Because pigmented basal cell carcinoma can resemble a mole, a dark age spot, or even melanoma, it’s easy to misidentify. These growths tend to develop slowly on the head and neck, and they may have slightly raised, rolled edges. If you notice a new, dark, shiny bump in those areas that slowly enlarges over months, it’s worth having it examined.

Telling Cancer Apart From Common Benign Spots

Dark skin is more prone to certain benign growths that can cause confusion. Dermatosis papulosa nigra, for example, produces small, round, dark brown bumps that commonly appear on the cheeks, temples, and forehead. They start during adolescence and slowly increase in number with age. The key differences: these benign spots are typically small and uniform in size, appear symmetrically on both sides of the face, and don’t have scaling, crusting, or ulceration. They look like each other.

A helpful principle for spotting something suspicious is the “ugly duckling” concept. When you look at all the spots on your skin, the one that looks different from the rest is the one most worth watching. It might be darker, shaped differently, larger, or changing when nothing else is. That mismatch is often more telling than any single feature of the spot itself.

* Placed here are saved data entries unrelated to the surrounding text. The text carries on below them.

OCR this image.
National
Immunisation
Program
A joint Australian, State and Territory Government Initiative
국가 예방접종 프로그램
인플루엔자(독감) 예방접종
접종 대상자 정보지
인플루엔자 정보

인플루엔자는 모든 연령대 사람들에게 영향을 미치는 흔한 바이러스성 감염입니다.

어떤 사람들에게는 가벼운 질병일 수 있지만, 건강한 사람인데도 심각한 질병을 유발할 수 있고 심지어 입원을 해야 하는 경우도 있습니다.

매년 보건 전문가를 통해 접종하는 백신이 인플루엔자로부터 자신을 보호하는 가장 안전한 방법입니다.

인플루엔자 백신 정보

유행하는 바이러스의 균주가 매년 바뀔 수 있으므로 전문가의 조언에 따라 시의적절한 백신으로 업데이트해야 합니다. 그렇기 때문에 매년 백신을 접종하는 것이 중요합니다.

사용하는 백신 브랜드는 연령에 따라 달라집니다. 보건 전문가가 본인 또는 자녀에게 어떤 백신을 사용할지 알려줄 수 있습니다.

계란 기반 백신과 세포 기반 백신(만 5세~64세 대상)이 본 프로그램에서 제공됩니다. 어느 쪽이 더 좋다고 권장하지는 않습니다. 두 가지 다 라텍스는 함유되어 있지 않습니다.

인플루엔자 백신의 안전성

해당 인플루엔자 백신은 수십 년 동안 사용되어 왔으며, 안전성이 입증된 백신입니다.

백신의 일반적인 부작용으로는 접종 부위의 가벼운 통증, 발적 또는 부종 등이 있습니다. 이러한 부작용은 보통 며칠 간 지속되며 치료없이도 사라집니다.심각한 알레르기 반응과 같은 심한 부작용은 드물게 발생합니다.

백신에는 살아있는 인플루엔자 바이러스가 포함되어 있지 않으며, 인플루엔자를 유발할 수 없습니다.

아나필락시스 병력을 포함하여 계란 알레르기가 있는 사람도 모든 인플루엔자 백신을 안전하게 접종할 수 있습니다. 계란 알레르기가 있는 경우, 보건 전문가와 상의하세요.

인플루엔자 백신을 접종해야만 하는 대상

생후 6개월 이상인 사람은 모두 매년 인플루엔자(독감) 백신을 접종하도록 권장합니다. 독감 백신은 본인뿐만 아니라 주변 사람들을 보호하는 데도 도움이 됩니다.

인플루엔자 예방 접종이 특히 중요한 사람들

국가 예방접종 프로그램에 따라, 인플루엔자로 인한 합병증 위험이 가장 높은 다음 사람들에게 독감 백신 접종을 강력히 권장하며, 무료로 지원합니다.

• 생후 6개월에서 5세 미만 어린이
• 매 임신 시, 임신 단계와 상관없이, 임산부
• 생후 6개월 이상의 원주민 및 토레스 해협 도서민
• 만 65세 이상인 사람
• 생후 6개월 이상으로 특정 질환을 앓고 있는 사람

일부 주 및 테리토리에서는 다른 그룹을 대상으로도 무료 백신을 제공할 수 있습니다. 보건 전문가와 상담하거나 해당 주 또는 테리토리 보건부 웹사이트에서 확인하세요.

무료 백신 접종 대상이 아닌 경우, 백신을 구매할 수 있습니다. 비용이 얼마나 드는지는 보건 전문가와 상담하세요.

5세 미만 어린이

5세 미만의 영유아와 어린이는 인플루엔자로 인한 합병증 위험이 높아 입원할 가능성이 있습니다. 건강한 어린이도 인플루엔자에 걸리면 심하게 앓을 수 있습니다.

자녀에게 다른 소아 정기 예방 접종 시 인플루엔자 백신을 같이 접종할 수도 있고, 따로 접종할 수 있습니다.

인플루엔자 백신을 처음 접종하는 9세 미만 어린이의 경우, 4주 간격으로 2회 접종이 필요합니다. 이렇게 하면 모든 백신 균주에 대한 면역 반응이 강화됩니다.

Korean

For individual spots, the classic ABCDE checklist still applies. Look for asymmetry (one half doesn’t mirror the other), border irregularity (edges are ragged or blurred), color variation (multiple shades of brown, black, or other colors within a single spot), diameter greater than 6 millimeters (about the size of a pencil eraser), and evolution (any change in size, shape, or color over time). Evolution is the most important of these. Any spot that is clearly changing deserves attention, even if it doesn’t check the other boxes.

What to Look For in a Self-Check

Because skin cancer in Black patients tends to favor hidden areas, a thorough self-check covers different ground than you might expect. Focus on your palms, the spaces between your fingers, your fingernails and toenails (including the skin around them), the soles of your feet, your lower legs, and your scalp. Use a mirror or ask someone to help with areas you can’t see easily.

Look for any new dark streak on a single nail, a sore or rough patch that doesn’t heal within a few weeks, a dark spot on the sole or palm that’s irregularly shaped or changing, and any growth within an old scar or area of chronic skin irritation. Changes in both color and texture together are especially significant. A patch that becomes scaly, crusty, or starts bleeding intermittently is more concerning than a smooth, stable dark spot that has been there for years.

The US Preventive Services Task Force currently has no formal screening recommendation specifically for people with darker skin, which means routine professional skin checks aren’t always part of standard care. This gap makes self-awareness even more important. Knowing what your skin normally looks like, including in the places you’d never think to look, is the most practical tool for catching something early.